Koloman Moser, Frommes Calendar Poster
Koloman Moser, Frommes Calendar Poster, 1899, colored lithograph. Courtesy of the Sabarsky Foundation.

Co-curated by Assistant Professor of History of Art and Architecture Erin Sassin and the students in her spring 2016 course “Bloom and Doom: Visual Expressions and Reform in Vienna circa 1900,” this exhibition features lesser known works by Egon Schiele and Gustav Klimt, along with prints, drawings, and posters created by other members of the Viennese Secession. Bloom and Doom illuminates how these individuals challenged the artistic and social establishment by rejecting the traditional academic system and turning to new means of expression, often attempting to reunify art and life in a “total work of art,” before giving into cultural pessimism and withdrawing from public life.

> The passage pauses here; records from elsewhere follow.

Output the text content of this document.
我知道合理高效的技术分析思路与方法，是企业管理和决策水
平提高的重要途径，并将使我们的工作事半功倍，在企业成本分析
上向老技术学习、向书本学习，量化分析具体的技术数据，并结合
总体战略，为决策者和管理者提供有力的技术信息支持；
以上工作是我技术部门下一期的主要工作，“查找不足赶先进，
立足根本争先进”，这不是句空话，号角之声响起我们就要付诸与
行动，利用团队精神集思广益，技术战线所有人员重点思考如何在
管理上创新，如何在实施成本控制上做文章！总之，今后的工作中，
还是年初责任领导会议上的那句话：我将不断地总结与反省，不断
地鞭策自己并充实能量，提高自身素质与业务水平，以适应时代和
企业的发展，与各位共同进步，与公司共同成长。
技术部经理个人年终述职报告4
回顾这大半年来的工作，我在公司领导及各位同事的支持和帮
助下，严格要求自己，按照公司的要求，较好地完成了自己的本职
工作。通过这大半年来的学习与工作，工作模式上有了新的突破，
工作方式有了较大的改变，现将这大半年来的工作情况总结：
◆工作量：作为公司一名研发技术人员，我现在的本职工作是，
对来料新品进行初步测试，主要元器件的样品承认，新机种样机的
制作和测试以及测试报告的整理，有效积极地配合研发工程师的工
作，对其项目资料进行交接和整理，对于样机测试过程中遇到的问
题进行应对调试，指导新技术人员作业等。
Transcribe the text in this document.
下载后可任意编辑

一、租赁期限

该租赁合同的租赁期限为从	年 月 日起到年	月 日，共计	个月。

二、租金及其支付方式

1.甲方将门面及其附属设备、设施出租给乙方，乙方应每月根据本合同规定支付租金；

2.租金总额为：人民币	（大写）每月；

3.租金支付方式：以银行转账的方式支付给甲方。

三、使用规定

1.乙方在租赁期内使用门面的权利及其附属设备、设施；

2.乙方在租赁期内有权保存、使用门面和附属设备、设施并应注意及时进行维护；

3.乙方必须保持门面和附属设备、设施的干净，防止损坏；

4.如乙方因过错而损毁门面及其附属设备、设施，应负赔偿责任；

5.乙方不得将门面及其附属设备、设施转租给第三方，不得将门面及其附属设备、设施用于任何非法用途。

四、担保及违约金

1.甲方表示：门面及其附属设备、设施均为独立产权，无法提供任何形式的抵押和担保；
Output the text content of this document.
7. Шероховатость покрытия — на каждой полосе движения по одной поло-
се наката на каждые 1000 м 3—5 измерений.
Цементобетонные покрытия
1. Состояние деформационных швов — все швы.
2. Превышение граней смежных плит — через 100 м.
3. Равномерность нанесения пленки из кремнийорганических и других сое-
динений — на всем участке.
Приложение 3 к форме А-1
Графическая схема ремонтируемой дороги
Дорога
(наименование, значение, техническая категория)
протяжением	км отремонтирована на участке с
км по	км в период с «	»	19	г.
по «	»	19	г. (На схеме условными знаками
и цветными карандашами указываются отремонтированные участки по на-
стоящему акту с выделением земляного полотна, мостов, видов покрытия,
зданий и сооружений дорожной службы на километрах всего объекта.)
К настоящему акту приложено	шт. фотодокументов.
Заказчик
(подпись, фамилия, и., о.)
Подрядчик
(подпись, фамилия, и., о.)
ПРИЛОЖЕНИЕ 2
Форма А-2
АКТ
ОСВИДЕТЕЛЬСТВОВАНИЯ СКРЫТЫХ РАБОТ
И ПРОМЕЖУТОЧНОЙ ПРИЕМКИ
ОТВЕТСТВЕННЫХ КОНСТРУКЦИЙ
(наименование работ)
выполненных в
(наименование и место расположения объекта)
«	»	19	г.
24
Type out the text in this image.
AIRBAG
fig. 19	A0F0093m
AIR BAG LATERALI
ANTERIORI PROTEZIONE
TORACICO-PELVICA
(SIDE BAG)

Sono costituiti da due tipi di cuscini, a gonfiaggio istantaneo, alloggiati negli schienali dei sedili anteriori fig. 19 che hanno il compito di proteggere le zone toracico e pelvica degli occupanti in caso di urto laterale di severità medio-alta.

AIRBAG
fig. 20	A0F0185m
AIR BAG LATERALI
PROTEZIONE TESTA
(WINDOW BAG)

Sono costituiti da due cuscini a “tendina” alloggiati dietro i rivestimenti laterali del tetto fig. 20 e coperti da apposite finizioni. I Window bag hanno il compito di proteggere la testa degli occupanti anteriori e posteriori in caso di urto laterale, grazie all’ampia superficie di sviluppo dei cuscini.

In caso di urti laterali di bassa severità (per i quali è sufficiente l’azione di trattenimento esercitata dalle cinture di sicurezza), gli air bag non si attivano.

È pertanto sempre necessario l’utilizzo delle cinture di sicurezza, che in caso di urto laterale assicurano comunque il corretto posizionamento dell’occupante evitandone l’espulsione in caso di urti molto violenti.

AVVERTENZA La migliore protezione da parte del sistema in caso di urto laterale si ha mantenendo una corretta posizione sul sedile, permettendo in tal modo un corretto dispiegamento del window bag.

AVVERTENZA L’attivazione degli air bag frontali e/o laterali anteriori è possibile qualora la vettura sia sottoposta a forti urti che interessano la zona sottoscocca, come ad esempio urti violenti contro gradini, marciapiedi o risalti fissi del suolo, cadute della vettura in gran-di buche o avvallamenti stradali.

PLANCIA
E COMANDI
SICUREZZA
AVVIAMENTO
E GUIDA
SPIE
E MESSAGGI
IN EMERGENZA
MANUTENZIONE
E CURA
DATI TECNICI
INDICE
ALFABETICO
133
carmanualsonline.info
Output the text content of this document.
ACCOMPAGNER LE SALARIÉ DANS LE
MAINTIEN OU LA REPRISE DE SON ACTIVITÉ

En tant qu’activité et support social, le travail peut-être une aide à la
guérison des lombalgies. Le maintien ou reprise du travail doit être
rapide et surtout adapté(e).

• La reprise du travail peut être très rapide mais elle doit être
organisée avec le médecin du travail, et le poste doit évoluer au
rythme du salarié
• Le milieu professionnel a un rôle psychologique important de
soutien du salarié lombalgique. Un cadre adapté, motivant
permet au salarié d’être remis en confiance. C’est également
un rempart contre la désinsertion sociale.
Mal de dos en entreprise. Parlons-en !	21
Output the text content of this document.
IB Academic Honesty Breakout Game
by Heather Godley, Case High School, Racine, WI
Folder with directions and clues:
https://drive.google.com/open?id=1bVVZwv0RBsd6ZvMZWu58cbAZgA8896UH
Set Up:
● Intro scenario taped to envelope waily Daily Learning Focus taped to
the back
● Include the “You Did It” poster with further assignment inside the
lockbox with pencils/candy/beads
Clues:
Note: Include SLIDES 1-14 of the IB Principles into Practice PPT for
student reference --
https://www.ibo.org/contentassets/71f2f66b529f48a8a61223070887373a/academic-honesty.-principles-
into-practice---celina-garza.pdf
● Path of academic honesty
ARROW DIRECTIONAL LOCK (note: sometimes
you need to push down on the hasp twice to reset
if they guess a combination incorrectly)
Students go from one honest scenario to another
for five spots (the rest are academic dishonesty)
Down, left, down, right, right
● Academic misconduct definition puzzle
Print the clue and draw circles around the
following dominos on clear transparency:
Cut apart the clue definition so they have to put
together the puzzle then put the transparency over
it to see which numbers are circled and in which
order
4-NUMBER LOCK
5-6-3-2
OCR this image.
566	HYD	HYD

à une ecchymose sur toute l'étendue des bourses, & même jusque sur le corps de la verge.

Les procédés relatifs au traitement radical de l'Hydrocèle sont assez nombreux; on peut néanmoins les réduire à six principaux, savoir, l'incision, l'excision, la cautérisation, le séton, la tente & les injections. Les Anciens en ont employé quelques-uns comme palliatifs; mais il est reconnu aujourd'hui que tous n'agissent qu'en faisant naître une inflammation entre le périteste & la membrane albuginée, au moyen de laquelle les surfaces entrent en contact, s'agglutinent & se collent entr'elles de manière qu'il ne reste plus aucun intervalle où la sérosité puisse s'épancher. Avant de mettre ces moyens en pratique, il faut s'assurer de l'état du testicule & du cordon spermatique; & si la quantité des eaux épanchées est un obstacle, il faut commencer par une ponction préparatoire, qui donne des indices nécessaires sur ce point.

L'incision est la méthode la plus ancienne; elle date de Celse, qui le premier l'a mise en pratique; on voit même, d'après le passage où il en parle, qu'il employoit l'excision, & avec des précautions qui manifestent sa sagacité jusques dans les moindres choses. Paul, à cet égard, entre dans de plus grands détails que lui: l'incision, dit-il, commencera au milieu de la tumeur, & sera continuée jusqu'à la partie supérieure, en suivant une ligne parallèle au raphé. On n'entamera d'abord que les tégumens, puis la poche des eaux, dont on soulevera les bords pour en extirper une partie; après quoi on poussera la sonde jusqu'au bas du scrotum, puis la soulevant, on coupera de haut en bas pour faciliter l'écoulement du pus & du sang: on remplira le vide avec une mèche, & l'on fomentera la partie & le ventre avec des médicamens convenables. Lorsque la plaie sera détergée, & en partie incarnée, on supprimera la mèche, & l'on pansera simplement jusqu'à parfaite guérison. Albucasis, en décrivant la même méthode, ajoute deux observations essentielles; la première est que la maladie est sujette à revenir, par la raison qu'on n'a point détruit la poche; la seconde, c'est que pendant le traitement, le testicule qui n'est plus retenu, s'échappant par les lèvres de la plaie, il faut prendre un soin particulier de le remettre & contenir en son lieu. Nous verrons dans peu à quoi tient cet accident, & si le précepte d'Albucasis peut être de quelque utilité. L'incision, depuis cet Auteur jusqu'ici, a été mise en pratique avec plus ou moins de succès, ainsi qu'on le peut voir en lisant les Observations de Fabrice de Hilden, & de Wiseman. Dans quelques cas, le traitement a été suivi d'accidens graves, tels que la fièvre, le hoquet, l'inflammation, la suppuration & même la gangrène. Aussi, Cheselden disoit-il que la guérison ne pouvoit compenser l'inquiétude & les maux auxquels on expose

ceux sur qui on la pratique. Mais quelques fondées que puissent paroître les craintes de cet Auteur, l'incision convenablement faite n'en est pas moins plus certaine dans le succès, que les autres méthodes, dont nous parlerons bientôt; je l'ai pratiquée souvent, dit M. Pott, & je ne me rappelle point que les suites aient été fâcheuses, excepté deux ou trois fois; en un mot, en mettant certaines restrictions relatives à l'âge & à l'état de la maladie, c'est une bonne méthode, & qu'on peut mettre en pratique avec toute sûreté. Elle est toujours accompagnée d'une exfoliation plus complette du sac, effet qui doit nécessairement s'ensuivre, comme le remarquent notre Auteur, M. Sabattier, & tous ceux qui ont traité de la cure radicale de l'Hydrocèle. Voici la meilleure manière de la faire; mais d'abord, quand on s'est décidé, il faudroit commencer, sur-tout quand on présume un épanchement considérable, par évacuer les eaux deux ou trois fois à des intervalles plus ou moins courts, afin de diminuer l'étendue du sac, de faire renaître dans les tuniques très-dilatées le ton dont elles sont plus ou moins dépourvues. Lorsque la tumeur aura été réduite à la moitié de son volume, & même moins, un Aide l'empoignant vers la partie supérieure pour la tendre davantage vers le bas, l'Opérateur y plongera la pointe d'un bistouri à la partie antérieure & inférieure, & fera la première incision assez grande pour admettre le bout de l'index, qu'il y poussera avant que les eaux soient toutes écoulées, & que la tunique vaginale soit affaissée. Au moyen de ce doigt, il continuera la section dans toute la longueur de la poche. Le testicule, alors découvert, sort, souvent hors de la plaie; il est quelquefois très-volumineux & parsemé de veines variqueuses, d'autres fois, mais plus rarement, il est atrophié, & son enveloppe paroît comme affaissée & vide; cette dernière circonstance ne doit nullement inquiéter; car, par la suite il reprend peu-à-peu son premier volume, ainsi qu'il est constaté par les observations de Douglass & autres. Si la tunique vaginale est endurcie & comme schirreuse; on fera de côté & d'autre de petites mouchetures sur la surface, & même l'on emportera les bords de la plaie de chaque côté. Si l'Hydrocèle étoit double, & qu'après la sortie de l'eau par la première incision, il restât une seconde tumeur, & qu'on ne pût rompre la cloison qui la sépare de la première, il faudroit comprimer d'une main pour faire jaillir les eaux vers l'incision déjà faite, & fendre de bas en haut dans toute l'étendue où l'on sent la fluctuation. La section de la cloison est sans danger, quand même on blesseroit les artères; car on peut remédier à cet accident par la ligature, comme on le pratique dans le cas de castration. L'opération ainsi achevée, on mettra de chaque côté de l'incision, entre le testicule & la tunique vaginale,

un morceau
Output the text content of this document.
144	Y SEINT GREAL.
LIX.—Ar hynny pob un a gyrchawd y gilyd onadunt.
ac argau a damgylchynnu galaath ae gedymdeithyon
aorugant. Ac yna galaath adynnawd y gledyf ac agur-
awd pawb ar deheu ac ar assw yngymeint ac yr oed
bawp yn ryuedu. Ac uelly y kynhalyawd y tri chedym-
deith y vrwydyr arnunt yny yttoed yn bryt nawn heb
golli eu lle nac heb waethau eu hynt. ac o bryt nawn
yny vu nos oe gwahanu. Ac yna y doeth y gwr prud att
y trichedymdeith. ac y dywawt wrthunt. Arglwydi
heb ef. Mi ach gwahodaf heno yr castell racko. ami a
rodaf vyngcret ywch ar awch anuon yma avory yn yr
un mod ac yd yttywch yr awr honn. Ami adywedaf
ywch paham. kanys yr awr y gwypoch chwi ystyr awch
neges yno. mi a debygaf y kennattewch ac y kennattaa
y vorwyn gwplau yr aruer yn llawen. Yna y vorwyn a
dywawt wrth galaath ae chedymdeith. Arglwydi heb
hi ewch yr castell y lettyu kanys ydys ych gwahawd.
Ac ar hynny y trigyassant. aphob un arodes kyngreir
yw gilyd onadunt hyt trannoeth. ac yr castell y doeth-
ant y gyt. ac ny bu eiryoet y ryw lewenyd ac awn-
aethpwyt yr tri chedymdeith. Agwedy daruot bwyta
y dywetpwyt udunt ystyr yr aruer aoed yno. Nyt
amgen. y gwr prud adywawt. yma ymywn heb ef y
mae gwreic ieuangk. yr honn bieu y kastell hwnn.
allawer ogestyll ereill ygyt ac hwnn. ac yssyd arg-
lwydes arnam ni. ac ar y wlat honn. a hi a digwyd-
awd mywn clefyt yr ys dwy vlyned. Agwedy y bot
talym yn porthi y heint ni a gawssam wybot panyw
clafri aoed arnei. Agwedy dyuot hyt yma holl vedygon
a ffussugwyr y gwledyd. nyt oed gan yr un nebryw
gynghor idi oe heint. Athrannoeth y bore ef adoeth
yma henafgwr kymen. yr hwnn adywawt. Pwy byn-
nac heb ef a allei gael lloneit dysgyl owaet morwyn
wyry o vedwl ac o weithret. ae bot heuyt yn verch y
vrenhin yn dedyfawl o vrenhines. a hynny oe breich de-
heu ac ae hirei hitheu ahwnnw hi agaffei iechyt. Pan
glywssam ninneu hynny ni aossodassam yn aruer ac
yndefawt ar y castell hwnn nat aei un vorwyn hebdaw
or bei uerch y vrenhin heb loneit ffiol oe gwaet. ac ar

Egon Schiele, 49th Secession Exhibition Poster
Egon Schiele, 49th Secession Exhibition Poster, 1918, colored lithograph, 26 ¾ x 21 inches. Courtesy of the Sabarsky Foundation.

Bloom and Doom, which will be on view in the museum’s Overbrook Gallery through Sunday, December 11, is the final installment in a series of three exhibitions organized in collaboration with the Sabarsky Foundation. As part of this three-year initiative, the Foundation has made works from its large collection of German and Austrian art available to Middlebury students and faculty so that a class taught in the spring semester would have a chance to work directly with the art and have a voice in the curation of an exhibition to open the following fall.

Students were intrinsically involved in the planning of this exhibition, from devising the layout and color scheme to drafting wall labels. The students also curated a digital exhibition entitled “Virtual Vienna,” which will allow visitors to explore the relationship between the built environment of Vienna circa 1900 and the larger artistic and cultural scene.